Most babies outgrow the 6am to midnight parent-meet-and-greet within the first few months (thank GAWD), but that doesn’t mean they don’t still sometimes wake up just because they want a little extra attention and love from us.

4. It’s protective.

McKeena says that night-waking could actually save your baby’s life. According to McKeena, having several wakings a night may be protective to babies who are prone to sleep apnea, a potential cause of SIDS. When babies are in a deep sleep, they are less likely to rouse and catch their breaths.

“[W]e know that babies that die of Sudden Infant Death Syndrome (SIDS) likely had some kind of arousal deficiency (did not arouse sufficiently well enough),” McKeena writes in a paper for Evolution, Medicine, and Public Health. “Arousing is an infant’s best defense against a range of potential physiological challenges.”

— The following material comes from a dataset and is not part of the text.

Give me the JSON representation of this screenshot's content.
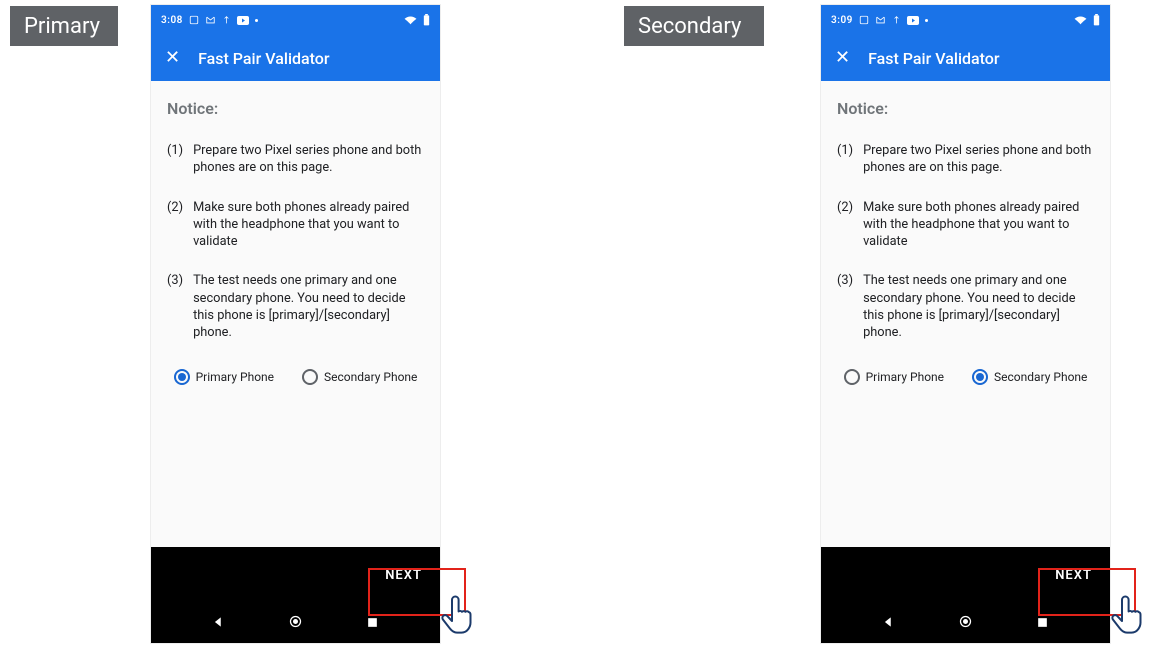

In addition, says McKeena, who has studied mother/infant sleep extensively in his sleep lab, babies wake for emotional reassurance as well as for food. And when mothers respond it by hugging or touch, “we witness […] a suite of physiological changes including increased heart rate and higher oxygen levels measured by oximetry, all of which is remarkable to observe.”

5. Your baby is a genius.

OK, this one may be a bit of a stretch. But for parents of really wakeful babies (*raises hand*), we need all the vindication we can get.

As Fleming tells BuzzFeed, there is a correlation between “very high levels and development and intellectual achievement” and frequent night-waking. He even goes on to say that kids of parents who meet the needs of their wakeful babies have “greater empathy and more self-regulation, they have greater conscience, and one study showed they had more cognitive ability and less depression.”

Awesome. I’ll take what I can get.

Now listen: none of this is meant to minimize how extremely exhausting it is to have a baby who doesn’t sleep through the night. And if you are able to find a way to decrease night-waking that works for you and your baby, more power to you. But for those of us who are at our wits’ end with baby sleep and are apt to blame ourselves in some way for having a “bad” sleeper, it’s nice to know that actually, our baby is pretty normal – and possibly a freaking genius.